Plans for new city cemetery on ‘green wedge’ approved despite 1,000 objections
PLANS for a new cemetery for Cardiff north of the M4 have been approved – despite objections from more than 1,000 people.
Cardiff is running out of space to bury the dead as Thornhill Cemetery – the biggest in the city – is expected to be at full capacity after June 2020.
A new £3m cemetery – on a 12.5acre site north of the M4 on the A469 – was approved by the council’s planning committee yesterday.
Approval was given despite concerns over how the cemetery would affect traffic and the nearby Thornhill Farm Shop business.

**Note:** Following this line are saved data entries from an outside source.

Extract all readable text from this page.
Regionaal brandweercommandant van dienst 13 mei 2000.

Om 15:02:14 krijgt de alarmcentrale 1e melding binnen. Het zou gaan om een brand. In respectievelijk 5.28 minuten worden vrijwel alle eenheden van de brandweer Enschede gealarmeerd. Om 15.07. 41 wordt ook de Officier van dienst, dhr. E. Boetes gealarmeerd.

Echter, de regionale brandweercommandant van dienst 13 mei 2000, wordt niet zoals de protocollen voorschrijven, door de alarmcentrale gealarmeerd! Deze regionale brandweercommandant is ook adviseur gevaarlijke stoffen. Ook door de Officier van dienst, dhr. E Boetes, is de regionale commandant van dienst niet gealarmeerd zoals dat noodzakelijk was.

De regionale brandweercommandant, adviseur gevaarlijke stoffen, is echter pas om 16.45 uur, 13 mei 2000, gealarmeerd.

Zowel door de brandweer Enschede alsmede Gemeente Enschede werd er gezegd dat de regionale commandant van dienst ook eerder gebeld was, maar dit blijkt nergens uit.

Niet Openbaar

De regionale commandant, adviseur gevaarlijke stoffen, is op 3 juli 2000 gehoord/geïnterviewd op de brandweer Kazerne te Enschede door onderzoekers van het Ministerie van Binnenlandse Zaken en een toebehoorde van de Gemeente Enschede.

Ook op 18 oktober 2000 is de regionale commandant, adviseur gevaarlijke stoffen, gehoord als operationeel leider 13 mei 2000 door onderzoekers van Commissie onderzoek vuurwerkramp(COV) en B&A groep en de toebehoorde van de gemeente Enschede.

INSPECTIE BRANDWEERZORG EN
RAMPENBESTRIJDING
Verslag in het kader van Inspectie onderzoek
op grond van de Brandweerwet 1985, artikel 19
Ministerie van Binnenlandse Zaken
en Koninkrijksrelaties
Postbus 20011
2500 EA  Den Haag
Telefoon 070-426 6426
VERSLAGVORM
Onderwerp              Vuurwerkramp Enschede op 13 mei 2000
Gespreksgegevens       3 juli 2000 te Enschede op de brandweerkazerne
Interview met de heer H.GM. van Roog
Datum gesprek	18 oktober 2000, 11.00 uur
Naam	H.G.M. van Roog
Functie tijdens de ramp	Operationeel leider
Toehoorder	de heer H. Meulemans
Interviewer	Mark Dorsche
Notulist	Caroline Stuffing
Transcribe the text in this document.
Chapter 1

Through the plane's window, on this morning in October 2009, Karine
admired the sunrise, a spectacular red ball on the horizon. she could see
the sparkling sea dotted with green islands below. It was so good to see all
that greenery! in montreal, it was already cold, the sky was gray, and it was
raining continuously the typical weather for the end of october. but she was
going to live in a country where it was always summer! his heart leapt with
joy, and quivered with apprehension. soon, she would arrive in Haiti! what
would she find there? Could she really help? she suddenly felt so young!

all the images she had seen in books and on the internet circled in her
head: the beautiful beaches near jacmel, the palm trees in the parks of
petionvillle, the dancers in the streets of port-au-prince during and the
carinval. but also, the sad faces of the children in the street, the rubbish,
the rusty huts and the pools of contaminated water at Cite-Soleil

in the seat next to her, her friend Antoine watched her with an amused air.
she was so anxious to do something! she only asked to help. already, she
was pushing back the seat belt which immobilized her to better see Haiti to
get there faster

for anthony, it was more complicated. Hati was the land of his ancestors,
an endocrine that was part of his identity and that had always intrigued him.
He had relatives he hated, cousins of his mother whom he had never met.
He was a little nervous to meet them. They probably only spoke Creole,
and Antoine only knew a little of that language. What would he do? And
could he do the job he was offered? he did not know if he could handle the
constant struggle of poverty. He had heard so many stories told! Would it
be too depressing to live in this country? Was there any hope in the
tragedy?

The cemetery is also in the “green wedge land” around the city which is usually protected from development.
Andrew Phillips, who runs the farm shop, told the committee Thornhill Farm – which currently employs 15 people – has been in his family for generations.
Objecting to the plans, he said: “My father first took the tenancy on just after the Second World War. Ever since, Cardiff has been expanding.
“We always thought that the M4 would be the boundary and there would be no more pressure on farm land north of the city.”
But Martin Birch, from Cardiff council’s bereavement services, said the site would provide a long-term solution to the need for more burial space in the city.
He said: “Our city has a growing and diverse demographic and we have a duty and responsibility to meet their needs in life as well as death.
“This is a long-term solution, well over 25 years of burial space.”